Ворота были концепцией Зайки, оружием ума, которое он выдумал, чтобы бороться с окружающим его миром. Они открывались в воображаемое пространство, где можно было получить инструкции для новой жизни. Например: человек с хорошим зрением может с философской точки зрения быть благодарен за свое зрение. Мысль о слепоте может пугать его, он просто ненавидит такую мысль, потому что не знает ничего об особенностях слепоты. Он понятия не имеет, что бывают сотни видов слепоты. Он считает, что можно вдруг просто ослепнуть, но, когда зрение покинет его, он пройдет сквозь ворота и увидит много новых возможных странностей, новые вещи, которые можно желать и о которых можно беспокоиться. Существует вид слепоты, когда глаза остаются яркими и кажутся окружающим совершенно нормальными. Как только человек поймет, что он именно такой слепой, он оценит, насколько это хорошая слепота. Но бывает такая слепота, при которой глаза становятся мутными или зрачки болезненно вращаются все время. Это плохая слепота. Здоровому человеку ни к чему представлять эти разновидности ужаса, равно как и облегчение, что у тебя хорошая, а не плохая слепота. Пока он не пройдет через ворота, где молодые светлые специалисты занимаются новыми реальностями и заставляют тебя чувствовать причастность к высшему порядку бесконечной игры и понимать, что люди находятся далеко внизу, а перед тобой открыты новые горизонты.

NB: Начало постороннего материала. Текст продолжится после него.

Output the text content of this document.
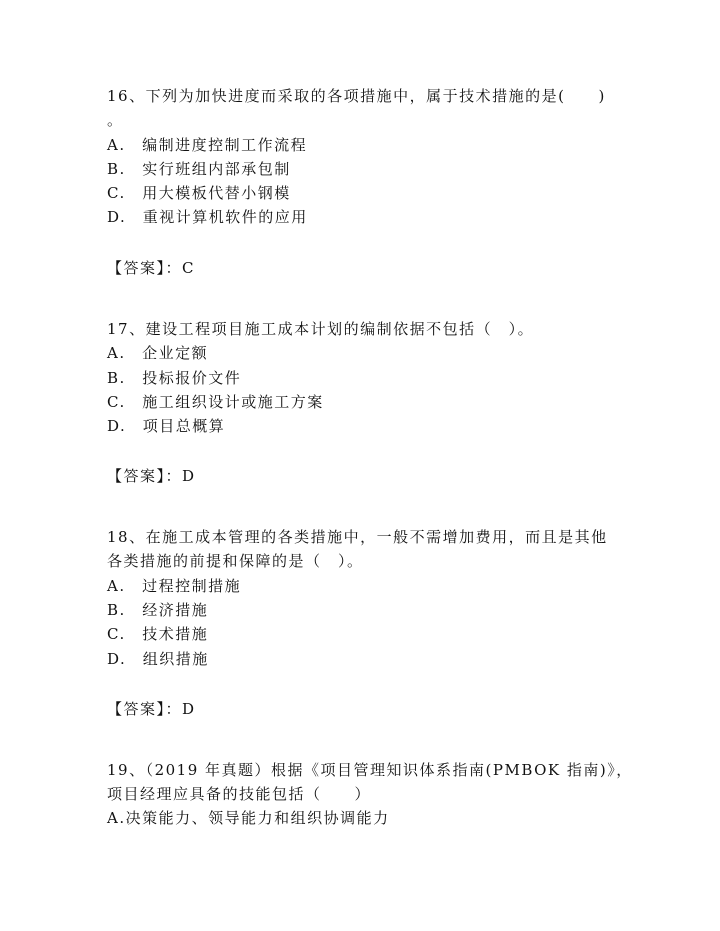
16、下列为加快进度而采取的各项措施中，属于技术措施的是(　　)
。
A.　编制进度控制工作流程
B.　实行班组内部承包制
C.　用大模板代替小钢模
D.　重视计算机软件的应用
【答案】：C
17、建设工程项目施工成本计划的编制依据不包括（　）。
A.　企业定额
B.　投标报价文件
C.　施工组织设计或施工方案
D.　项目总概算
【答案】：D
18、在施工成本管理的各类措施中，一般不需增加费用，而且是其他
各类措施的前提和保障的是（　）。
A.　过程控制措施
B.　经济措施
C.　技术措施
D.　组织措施
【答案】：D
19、（2019 年真题）根据《项目管理知识体系指南(PMBOK 指南)》，
项目经理应具备的技能包括（　　）
A.决策能力、领导能力和组织协调能力
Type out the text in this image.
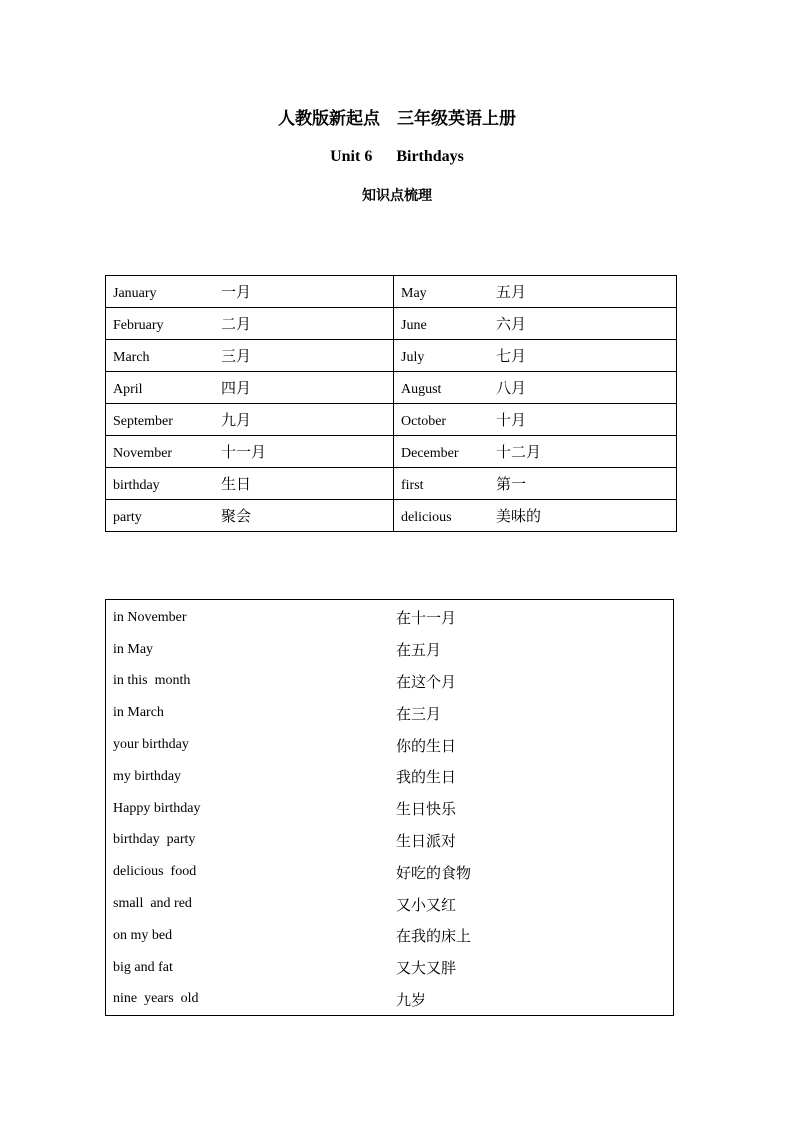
人教版新起点　三年级英语上册
Unit 6      Birthdays
知识点梳理
January 一月	May 五月
February 二月	June 六月
March 三月	July 七月
April 四月	August 八月
September 九月	October 十月
November 十一月	December 十二月
birthday 生日	first 第一
party 聚会	delicious 美味的
in November	在十一月
in May	在五月
in this  month	在这个月
in March	在三月
your birthday	你的生日
my birthday	我的生日
Happy birthday	生日快乐
birthday  party	生日派对
delicious  food	好吃的食物
small  and red	又小又红
on my bed	在我的床上
big and fat	又大又胖
nine  years  old	九岁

Когда правда будет простой: ты ослеп.

Как бы Зайке хотелось, чтобы они остались на севере! О, что за прекрасным аквариумом был «Альбион», с его тихими коридорами, величественными землями, которые взрыв лета превращал в своего рода Борнео, но без обезьян. Как чудесен был спокойный распорядок с непременно грустной песней птицы, что доносится как вздох после тишины, вздох, который живет, только чтобы оплакать звон столового серебра или фарфора.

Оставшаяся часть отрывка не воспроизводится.